Using an ancient Egyptian god in a Japanese poetic form wasn't going to fly, nor did I want to make anything death themed, but those scales stuck with me.  Then I thought of juggling the things I have to do and the things I want to do.  I googled juggler images and turned up an Egyptian tomb painting of female jugglers.  Still ignoring the obvious sign from god to make an Egyptian sort of quilt, I came up with this one.

The juggler is based on the tomb painting (which is in the public domain), but the face and eye were modernized.  I drew the scales while looking at various scale images, and scanned a real skeleton key to trace.  They key bit came from a book-on-tape I was listening to at the time, can't think what now.  The line was "the key is balance".

Techniques include fused applique, stitched down with monofilament, machine quilting, and hand embroidery (the chains holding the scales).  The haiku is written with a Liquid Gold pen.


trying to juggle
too many balls in the night
balance is the key







Sunday, June 12, 2011

June - Waterways

The first thing that came to my mind when I saw June's word was watersheds - the small tributaries that flow into larger ones, and finally into the bays and oceans.

The image here was made several years ago with UltraFractal 4.  The fractal was printed onto fabric and then machine quilted.  It's surprisingly hard to quilt a fractal image, as many parts of it have no real boundaries, and it's easy to get lost or trapped, despite prior planning.

But what about the yellow bits?  Sunlight reflecting on the waters?  Sandbars?  Pollution?  You choose.







waterways of life
creeks and streams feeding rivers
flowing to the sea


Sunday, May 29, 2011

Soft

Soft was very hard for me.  Apparently I don't often view my world through a soft filter.  I first thought of cat fur for soft, and then spring colors, which led to this.

Techniques used in this piece include fusing, machine applique and quilting, watercolor crayons and ink for the words, and the use of colored pencils to darken the petals and to lighten the water when I discovered that the thread work wasn't going to fix what turned out to be poor choices of fabrics.





a sudden wind gust
sends showers of soft petals
to drown in a pond



Friday, April 15, 2011

Triple Procrastination

When I first saw our April word, I couldn't think how I'd depict such a thing.  But the answer came as soon as I wrote it down in my day planner, along with all the jobs I keep writing in there, day after day, which never seem to get done. I'd make my undone jobs. Or some of them.

The background of this piece is made from leftover strata from my bargello period - fifteen or so years ago.  I always meant to do something with these things, they are too pretty to throw out. (procrastination #1)

I turned up the strata in the cleaning out and reorganization of my workroom - which I started back last fall and still have not finished. (procrastination #2)

The image depicts certain parts of my garden where I never got around to the fall clearances, which I can blame in part on the abnormally cold winter and spring we've had, but not entirely. (procrastination #3)

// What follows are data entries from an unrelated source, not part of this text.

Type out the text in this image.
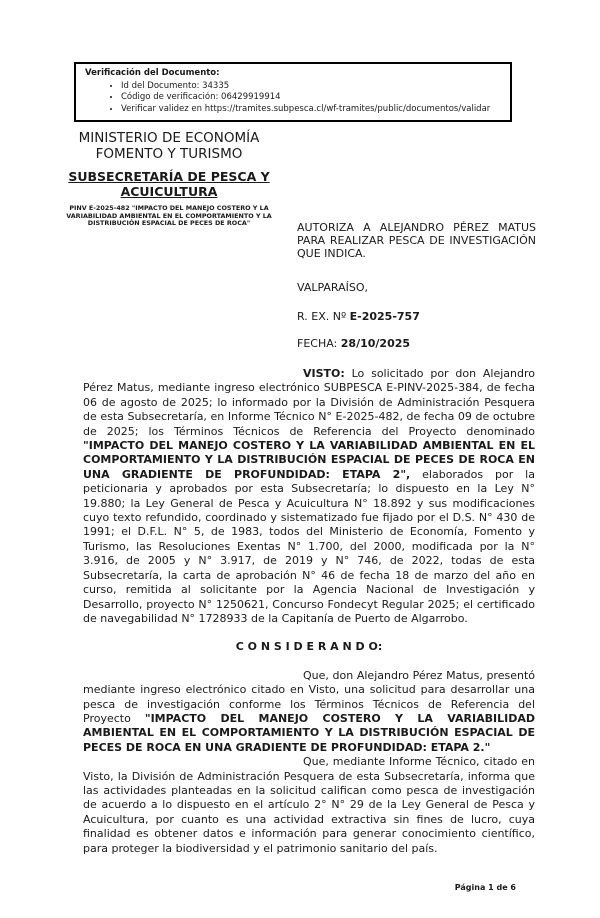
Verificación del Documento:
• Id del Documento: 34335
• Código de verificación: 06429919914
• Verificar validez en https://tramites.subpesca.cl/wf-tramites/public/documentos/validar
MINISTERIO DE ECONOMÍA
FOMENTO Y TURISMO
SUBSECRETARÍA DE PESCA Y ACUICULTURA
PINV E-2025-482 "IMPACTO DEL MANEJO COSTERO Y LA VARIABILIDAD AMBIENTAL EN EL COMPORTAMIENTO Y LA DISTRIBUCIÓN ESPACIAL DE PECES DE ROCA"	AUTORIZA A ALEJANDRO PÉREZ MATUS PARA REALIZAR PESCA DE INVESTIGACIÓN QUE INDICA.
VALPARAÍSO,
R. EX. Nº E-2025-757
FECHA: 28/10/2025

VISTO: Lo solicitado por don Alejandro Pérez Matus, mediante ingreso electrónico SUBPESCA E-PINV-2025-384, de fecha 06 de agosto de 2025; lo informado por la División de Administración Pesquera de esta Subsecretaría, en Informe Técnico N° E-2025-482, de fecha 09 de octubre de 2025; los Términos Técnicos de Referencia del Proyecto denominado "IMPACTO DEL MANEJO COSTERO Y LA VARIABILIDAD AMBIENTAL EN EL COMPORTAMIENTO Y LA DISTRIBUCIÓN ESPACIAL DE PECES DE ROCA EN UNA GRADIENTE DE PROFUNDIDAD: ETAPA 2", elaborados por la peticionaria y aprobados por esta Subsecretaría; lo dispuesto en la Ley N° 19.880; la Ley General de Pesca y Acuicultura N° 18.892 y sus modificaciones cuyo texto refundido, coordinado y sistematizado fue fijado por el D.S. N° 430 de 1991; el D.F.L. N° 5, de 1983, todos del Ministerio de Economía, Fomento y Turismo, las Resoluciones Exentas N° 1.700, del 2000, modificada por la N° 3.916, de 2005 y N° 3.917, de 2019 y N° 746, de 2022, todas de esta Subsecretaría, la carta de aprobación N° 46 de fecha 18 de marzo del año en curso, remitida al solicitante por la Agencia Nacional de Investigación y Desarrollo, proyecto N° 1250621, Concurso Fondecyt Regular 2025; el certificado de navegabilidad N° 1728933 de la Capitanía de Puerto de Algarrobo.

C O N S I D E R A N D O:

Que, don Alejandro Pérez Matus, presentó mediante ingreso electrónico citado en Visto, una solicitud para desarrollar una pesca de investigación conforme los Términos Técnicos de Referencia del Proyecto "IMPACTO DEL MANEJO COSTERO Y LA VARIABILIDAD AMBIENTAL EN EL COMPORTAMIENTO Y LA DISTRIBUCIÓN ESPACIAL DE PECES DE ROCA EN UNA GRADIENTE DE PROFUNDIDAD: ETAPA 2."

Que, mediante Informe Técnico, citado en Visto, la División de Administración Pesquera de esta Subsecretaría, informa que las actividades planteadas en la solicitud califican como pesca de investigación de acuerdo a lo dispuesto en el artículo 2° N° 29 de la Ley General de Pesca y Acuicultura, por cuanto es una actividad extractiva sin fines de lucro, cuya finalidad es obtener datos e información para generar conocimiento científico, para proteger la biodiversidad y el patrimonio sanitario del país.

Página 1 de 6
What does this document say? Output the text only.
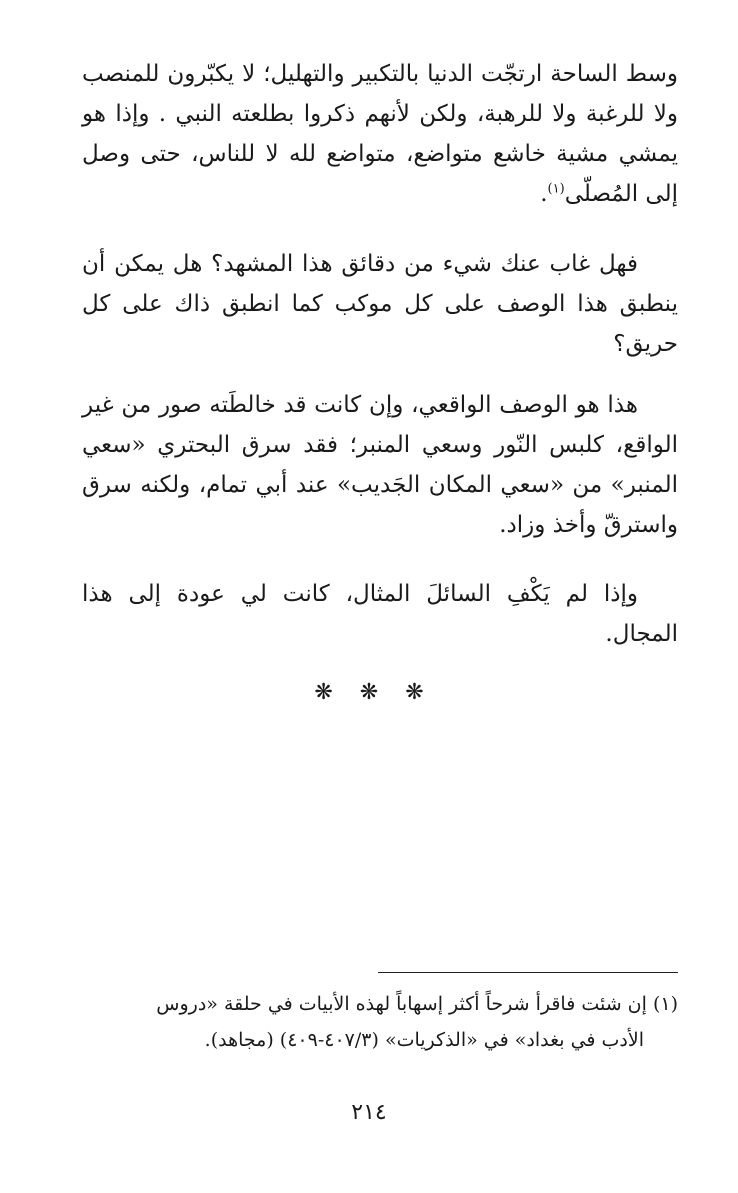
وسط الساحة ارتجّت الدنيا بالتكبير والتهليل؛ لا يكبّرون للمنصب ولا للرغبة ولا للرهبة، ولكن لأنهم ذكروا بطلعته النبي . وإذا هو يمشي مشية خاشع متواضع، متواضع لله لا للناس، حتى وصل إلى المُصلّى$^{(١)}$.

فهل غاب عنك شيء من دقائق هذا المشهد؟ هل يمكن أن ينطبق هذا الوصف على كل موكب كما انطبق ذاك على كل حريق؟

هذا هو الوصف الواقعي، وإن كانت قد خالطَته صور من غير الواقع، كلبس النّور وسعي المنبر؛ فقد سرق البحتري «سعي المنبر» من «سعي المكان الجَديب» عند أبي تمام، ولكنه سرق واسترقّ وأخذ وزاد.

وإذا لم يَكْفِ السائلَ المثال، كانت لي عودة إلى هذا المجال.

❋ ❋ ❋

(١) إن شئت فاقرأ شرحاً أكثر إسهاباً لهذه الأبيات في حلقة «دروس
الأدب في بغداد» في «الذكريات» (٤٠٧/٣-٤٠٩) (مجاهد).

٢١٤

Techniques used here are machine piecing, fused and machine applique, machine quilting, stamping, ink on fabric, all done from commercial hand-dyes.  This quilt measures 10 1/2 by 11 3/4.



emerging spring leaves
reach for light through old dead weeds
last year's work undone


Saturday, March 26, 2011

March - Sunshine

When we got our word for the month, sunshine and the coming spring became intertwined in my mind.  Here in Virginia, yellow crocuses and daffodils are the first to appear, but I've seen them blooming in the snow.   The bright yellow blooms of the forsythia are one of the true signs that winter is about done. This year they appear to have lied though, since we're expecting snow this weekend.

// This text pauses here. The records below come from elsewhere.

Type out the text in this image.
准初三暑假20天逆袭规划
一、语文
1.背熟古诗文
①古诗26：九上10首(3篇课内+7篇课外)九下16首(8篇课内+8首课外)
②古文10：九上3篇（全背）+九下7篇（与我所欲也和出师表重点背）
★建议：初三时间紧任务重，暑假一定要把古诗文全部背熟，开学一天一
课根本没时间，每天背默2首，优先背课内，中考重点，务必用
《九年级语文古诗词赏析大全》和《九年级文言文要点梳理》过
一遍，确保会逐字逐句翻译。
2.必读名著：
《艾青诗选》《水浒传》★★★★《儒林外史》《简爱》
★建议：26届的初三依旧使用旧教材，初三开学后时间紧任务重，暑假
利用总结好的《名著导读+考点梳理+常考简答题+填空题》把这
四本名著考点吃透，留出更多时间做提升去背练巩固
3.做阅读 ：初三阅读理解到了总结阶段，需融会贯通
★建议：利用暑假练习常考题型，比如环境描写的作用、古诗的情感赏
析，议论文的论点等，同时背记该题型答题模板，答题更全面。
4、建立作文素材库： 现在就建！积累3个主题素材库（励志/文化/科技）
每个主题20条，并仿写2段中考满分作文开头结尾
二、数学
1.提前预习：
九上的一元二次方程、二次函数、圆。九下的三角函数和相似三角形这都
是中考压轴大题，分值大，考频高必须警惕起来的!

The branches and blossoms on this piece were taken from my own photos and from life, and drawn with various watercolor pencils and crayons and then quilted.

Since I found last month that I don't much like writing directly on the background, this time I placed my haiku on a scrap of rice paper. Then I quilted that and the background with monofilament thread.  The quilting design is meant to illustrate spring breezes.